Jeffrey Ding and Josh Goldstein join Stanford's security centre
The Center for International Security and Cooperation (CISAC) has announced the fellows and researchers who will be joining them for the 2020-21 academic year and the list includes two names from the Department of Politics and International Relations.
Jeffrey Ding, and Josh A Goldstein both DPhil candidates at the Department of Politics and International Relations will join CISAC as pre-doctoral fellows for the coming year. Ding’s research is focussed on how technological change affects the rise and fall of great powers. Through investigating historical cases of industrial revolutions, he is searching for causal mechanisms that connect significant technical breakthroughs to economic power transitions -- with an eye toward the implications of advances in AI for a possible U.S.-China power transition. Goldstein's research interests lie in international security, political psychology, and foreign policy decision-making.
Ding and Goldstein will join a cohort of multi-disciplinary scholars generating new knowledge across a range of topics in order to help CISAC in its mission to “build a safer world”. Since its founding in 1983, CISAC has helped scholars address the most critical security issues of the day by bringing together leading scholars in both the social and natural sciences to collaborate across disciplines and professional backgrounds.
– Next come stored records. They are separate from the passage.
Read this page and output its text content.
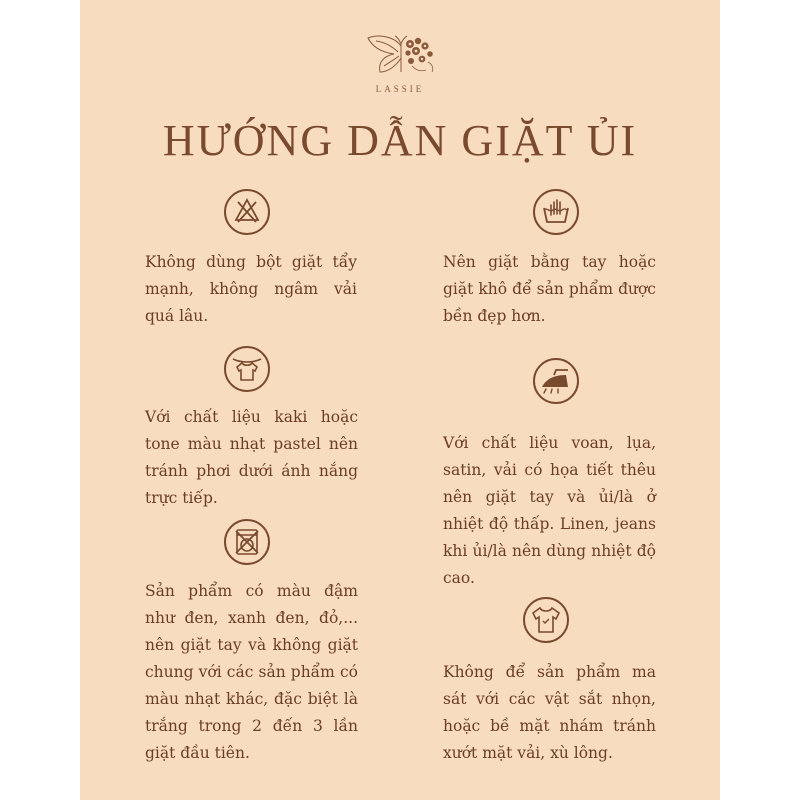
LASSIE
HƯỚNG DẪN GIẶT ỦI

Không dùng bột giặt tẩy mạnh, không ngâm vải quá lâu.

Nên giặt bằng tay hoặc giặt khô để sản phẩm được bền đẹp hơn.

Với chất liệu kaki hoặc tone màu nhạt pastel nên tránh phơi dưới ánh nắng trực tiếp.

Với chất liệu voan, lụa, satin, vải có họa tiết thêu nên giặt tay và ủi/là ở nhiệt độ thấp. Linen, jeans khi ủi/là nên dùng nhiệt độ cao.

Sản phẩm có màu đậm như đen, xanh đen, đỏ,... nên giặt tay và không giặt chung với các sản phẩm có màu nhạt khác, đặc biệt là trắng trong 2 đến 3 lần giặt đầu tiên.

Không để sản phẩm ma sát với các vật sắt nhọn, hoặc bề mặt nhám tránh xướt mặt vải, xù lông.
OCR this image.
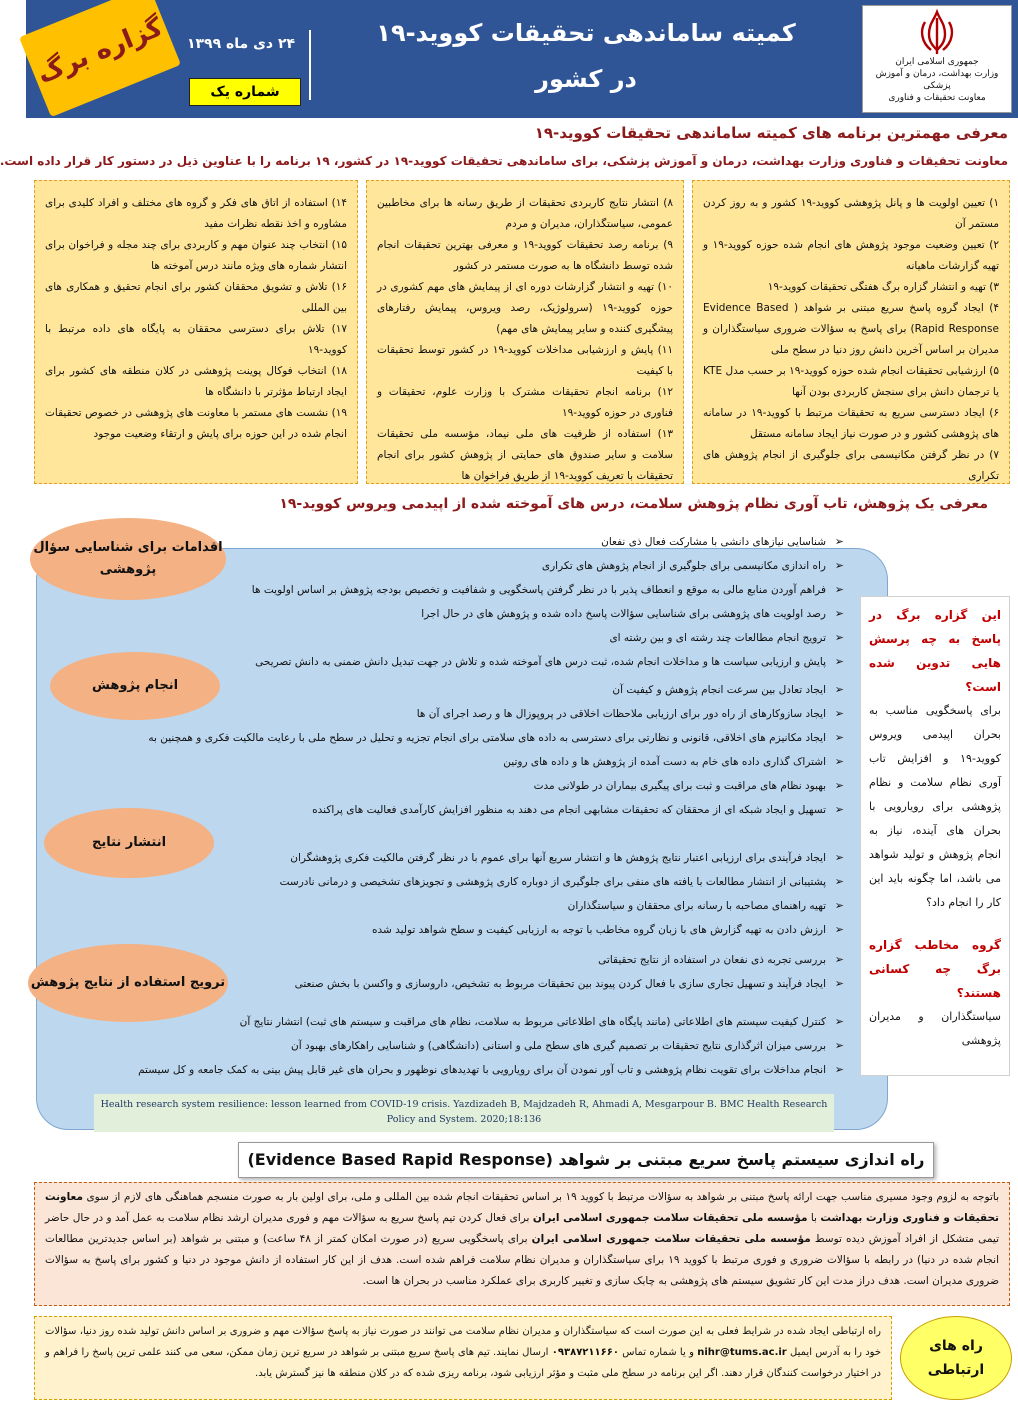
جمهوری اسلامی ایران
وزارت بهداشت، درمان و آموزش پزشکی
معاونت تحقیقات و فناوری
کمیته ساماندهی تحقیقات کووید-۱۹
در کشور
۲۴ دی ماه ۱۳۹۹
شماره یک
گزاره برگ
معرفی مهمترین برنامه های کمیته ساماندهی تحقیقات کووید-۱۹
معاونت تحقیقات و فناوری وزارت بهداشت، درمان و آموزش پزشکی، برای ساماندهی تحقیقات کووید-۱۹ در کشور، ۱۹ برنامه را با عناوین ذیل در دستور کار قرار داده است.

۱) تعیین اولویت ها و پانل پژوهشی کووید-۱۹ کشور و به روز کردن مستمر آن

۲) تعیین وضعیت موجود پژوهش های انجام شده حوزه کووید-۱۹ و تهیه گزارشات ماهیانه

۳) تهیه و انتشار گزاره برگ هفتگی تحقیقات کووید-۱۹

۴) ایجاد گروه پاسخ سریع مبتنی بر شواهد ( Evidence Based Rapid Response) برای پاسخ به سؤالات ضروری سیاستگذاران و مدیران بر اساس آخرین دانش روز دنیا در سطح ملی

۵) ارزشیابی تحقیقات انجام شده حوزه کووید-۱۹ بر حسب مدل KTE یا ترجمان دانش برای سنجش کاربردی بودن آنها

۶) ایجاد دسترسی سریع به تحقیقات مرتبط با کووید-۱۹ در سامانه های پژوهشی کشور و در صورت نیاز ایجاد سامانه مستقل

۷) در نظر گرفتن مکانیسمی برای جلوگیری از انجام پژوهش های تکراری

۸) انتشار نتایج کاربردی تحقیقات از طریق رسانه ها برای مخاطبین عمومی، سیاستگذاران، مدیران و مردم

۹) برنامه رصد تحقیقات کووید-۱۹ و معرفی بهترین تحقیقات انجام شده توسط دانشگاه ها به صورت مستمر در کشور

۱۰) تهیه و انتشار گزارشات دوره ای از پیمایش های مهم کشوری در حوزه کووید-۱۹ (سرولوژیک، رصد ویروس، پیمایش رفتارهای پیشگیری کننده و سایر پیمایش های مهم)

۱۱) پایش و ارزشیابی مداخلات کووید-۱۹ در کشور توسط تحقیقات با کیفیت

۱۲) برنامه انجام تحقیقات مشترک با وزارت علوم، تحقیقات و فناوری در حوزه کووید-۱۹

۱۳) استفاده از ظرفیت های ملی نیماد، مؤسسه ملی تحقیقات سلامت و سایر صندوق های حمایتی از پژوهش کشور برای انجام تحقیقات با تعریف کووید-۱۹ از طریق فراخوان ها

۱۴) استفاده از اتاق های فکر و گروه های مختلف و افراد کلیدی برای مشاوره و اخذ نقطه نظرات مفید

۱۵) انتخاب چند عنوان مهم و کاربردی برای چند مجله و فراخوان برای انتشار شماره های ویژه مانند درس آموخته ها

۱۶) تلاش و تشویق محققان کشور برای انجام تحقیق و همکاری های بین المللی

۱۷) تلاش برای دسترسی محققان به پایگاه های داده مرتبط با کووید-۱۹

۱۸) انتخاب فوکال پوینت پژوهشی در کلان منطقه های کشور برای ایجاد ارتباط مؤثرتر با دانشگاه ها

۱۹) نشست های مستمر با معاونت های پژوهشی در خصوص تحقیقات انجام شده در این حوزه برای پایش و ارتقاء وضعیت موجود

معرفی یک پژوهش، تاب آوری نظام پژوهش سلامت، درس های آموخته شده از اپیدمی ویروس کووید-۱۹
➢ شناسایی نیازهای دانشی با مشارکت فعال ذی نفعان
➢ راه اندازی مکانیسمی برای جلوگیری از انجام پژوهش های تکراری
➢ فراهم آوردن منابع مالی به موقع و انعطاف پذیر با در نظر گرفتن پاسخگویی و شفافیت و تخصیص بودجه پژوهش بر اساس اولویت ها
➢ رصد اولویت های پژوهشی برای شناسایی سؤالات پاسخ داده شده و پژوهش های در حال اجرا
➢ ترویج انجام مطالعات چند رشته ای و بین رشته ای
➢ پایش و ارزیابی سیاست ها و مداخلات انجام شده، ثبت درس های آموخته شده و تلاش در جهت تبدیل دانش ضمنی به دانش تصریحی
➢ ایجاد تعادل بین سرعت انجام پژوهش و کیفیت آن
➢ ایجاد سازوکارهای از راه دور برای ارزیابی ملاحظات اخلاقی در پروپوزال ها و رصد اجرای آن ها
➢ ایجاد مکانیزم های اخلاقی، قانونی و نظارتی برای دسترسی به داده های سلامتی برای انجام تجزیه و تحلیل در سطح ملی با رعایت مالکیت فکری و همچنین به
➢ اشتراک گذاری داده های خام به دست آمده از پژوهش ها و داده های روتین
➢ بهبود نظام های مراقبت و ثبت برای پیگیری بیماران در طولانی مدت
➢ تسهیل و ایجاد شبکه ای از محققان که تحقیقات مشابهی انجام می دهند به منظور افزایش کارآمدی فعالیت های پراکنده
➢ ایجاد فرآیندی برای ارزیابی اعتبار نتایج پژوهش ها و انتشار سریع آنها برای عموم با در نظر گرفتن مالکیت فکری پژوهشگران
➢ پشتیبانی از انتشار مطالعات با یافته های منفی برای جلوگیری از دوباره کاری پژوهشی و تجویزهای تشخیصی و درمانی نادرست
➢ تهیه راهنمای مصاحبه با رسانه برای محققان و سیاستگذاران
➢ ارزش دادن به تهیه گزارش های با زبان گروه مخاطب با توجه به ارزیابی کیفیت و سطح شواهد تولید شده
➢ بررسی تجربه ذی نفعان در استفاده از نتایج تحقیقاتی
➢ ایجاد فرآیند و تسهیل تجاری سازی با فعال کردن پیوند بین تحقیقات مربوط به تشخیص، داروسازی و واکسن با بخش صنعتی
➢ کنترل کیفیت سیستم های اطلاعاتی (مانند پایگاه های اطلاعاتی مربوط به سلامت، نظام های مراقبت و سیستم های ثبت) انتشار نتایج آن
➢ بررسی میزان اثرگذاری نتایج تحقیقات بر تصمیم گیری های سطح ملی و استانی (دانشگاهی) و شناسایی راهکارهای بهبود آن
➢ انجام مداخلات برای تقویت نظام پژوهشی و تاب آور نمودن آن برای رویارویی با تهدیدهای نوظهور و بحران های غیر قابل پیش بینی به کمک جامعه و کل سیستم
اقدامات برای شناسایی سؤال پژوهشی
انجام پژوهش
انتشار نتایج
ترویج استفاده از نتایج پژوهش
Health research system resilience: lesson learned from COVID-19 crisis. Yazdizadeh B, Majdzadeh R, Ahmadi A, Mesgarpour B. BMC Health Research Policy and System. 2020;18:136
این گزاره برگ در پاسخ به چه پرسش هایی تدوین شده است؟
برای پاسخگویی مناسب به بحران اپیدمی ویروس کووید-۱۹ و افزایش تاب آوری نظام سلامت و نظام پژوهشی برای رویارویی با بحران های آینده، نیاز به انجام پژوهش و تولید شواهد می باشد، اما چگونه باید این کار را انجام داد؟
گروه مخاطب گزاره برگ چه کسانی هستند؟
سیاستگذاران و مدیران پژوهشی
راه اندازی سیستم پاسخ سریع مبتنی بر شواهد (Evidence Based Rapid Response)
باتوجه به لزوم وجود مسیری مناسب جهت ارائه پاسخ مبتنی بر شواهد به سؤالات مرتبط با کووید ۱۹ بر اساس تحقیقات انجام شده بین المللی و ملی، برای اولین بار به صورت منسجم هماهنگی های لازم از سوی معاونت تحقیقات و فناوری وزارت بهداشت با مؤسسه ملی تحقیقات سلامت جمهوری اسلامی ایران برای فعال کردن تیم پاسخ سریع به سؤالات مهم و فوری مدیران ارشد نظام سلامت به عمل آمد و در حال حاضر تیمی متشکل از افراد آموزش دیده توسط مؤسسه ملی تحقیقات سلامت جمهوری اسلامی ایران برای پاسخگویی سریع (در صورت امکان کمتر از ۴۸ ساعت) و مبتنی بر شواهد (بر اساس جدیدترین مطالعات انجام شده در دنیا) در رابطه با سؤالات ضروری و فوری مرتبط با کووید ۱۹ برای سیاستگذاران و مدیران نظام سلامت فراهم شده است. هدف از این کار استفاده از دانش موجود در دنیا و کشور برای پاسخ به سؤالات ضروری مدیران است. هدف دراز مدت این کار تشویق سیستم های پژوهشی به چابک سازی و تغییر کاربری برای عملکرد مناسب در بحران ها است.
راه ارتباطی ایجاد شده در شرایط فعلی به این صورت است که سیاستگذاران و مدیران نظام سلامت می توانند در صورت نیاز به پاسخ سؤالات مهم و ضروری بر اساس دانش تولید شده روز دنیا، سؤالات خود را به آدرس ایمیل nihr@tums.ac.ir و یا شماره تماس ۰۹۳۸۷۲۱۱۶۶۰ ارسال نمایند. تیم های پاسخ سریع مبتنی بر شواهد در سریع ترین زمان ممکن، سعی می کنند علمی ترین پاسخ را فراهم و در اختیار درخواست کنندگان قرار دهند. اگر این برنامه در سطح ملی مثبت و مؤثر ارزیابی شود، برنامه ریزی شده که در کلان منطقه ها نیز گسترش یابد.
راه های ارتباطی
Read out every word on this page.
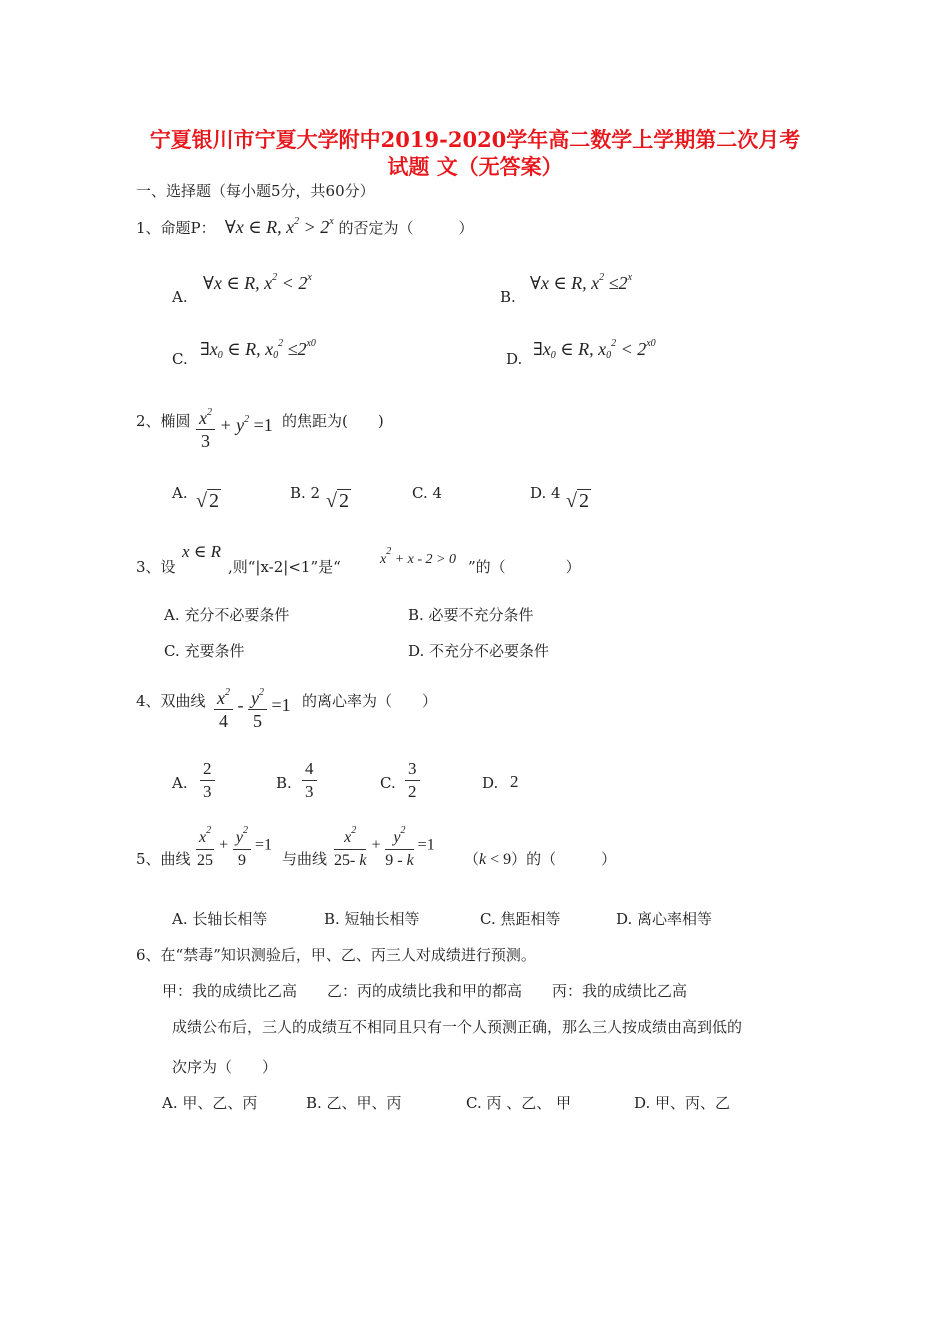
宁夏银川市宁夏大学附中2019-2020学年高二数学上学期第二次月考
试题 文（无答案）
一、选择题（每小题5分，共60分）
1、命题P：  ∀x ∈ R, $x^2 > 2^x$ 的否定为（　　　）
A.
∀x ∈ R, $x^2 < 2^x$
B.
∀x ∈ R, $x^2 \le 2^x$
C. $\exists x_0$ ∈ R, $x_0^2 \le 2^{x0}$
D. $\exists x_0$ ∈ R, $x_0^2 < 2^{x0}$
2、椭圆 $\frac{x^2}{3} + y^2 =1$ 的焦距为(　　)
A. √ 2	B. 2 √ 2	C. 4	D. 4 √ 2
3、设
x ∈ R
,则“|x-2|<1”是“	$x^2 + x - 2 > 0$ ”的（　　　　）
A. 充分不必要条件	B. 必要不充分条件
C. 充要条件	D. 不充分不必要条件
4、双曲线 $\frac{x^2}{4} - \frac{y^2}{5} =1$ 的离心率为（　　）
A. $\frac{2}{3}$	B. $\frac{4}{3}$	C. $\frac{3}{2}$	D. 2
5、曲线 $\frac{x^2}{25} + \frac{y^2}{9} =1$
与曲线 $\frac{x^2}{25- k} + \frac{y^2}{9 - k} =1$
（k < 9）的（　　　）
A. 长轴长相等	B. 短轴长相等	C. 焦距相等	D. 离心率相等
6、在“禁毒”知识测验后，甲、乙、丙三人对成绩进行预测。
甲：我的成绩比乙高　　乙：丙的成绩比我和甲的都高　　丙：我的成绩比乙高
成绩公布后，三人的成绩互不相同且只有一个人预测正确，那么三人按成绩由高到低的
次序为（　　）
A. 甲、乙、丙	B. 乙、甲、丙	C. 丙 、乙、 甲	D. 甲、丙、乙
The centre which is always led by two co-directors—one from the natural sciences and one from the social sciences—conducts innovative research and shares its findings with policy makers and the public in order to illuminate an increasingly complex international environment.
CISAC grew out of the mass teach-ins that took place on campus during the Vietnam War and initially addressed Cold War issues such as nuclear non-proliferation research, particularly the study of international norms and ethics, and the Track II talks with China, North Korea, Pakistan and Russia. The organisation has evolved to focus on emerging challenges such as the study of terrorism, insurgency and homeland security as well as biosecurity, global health and "risks associated with our highly interconnected digital age."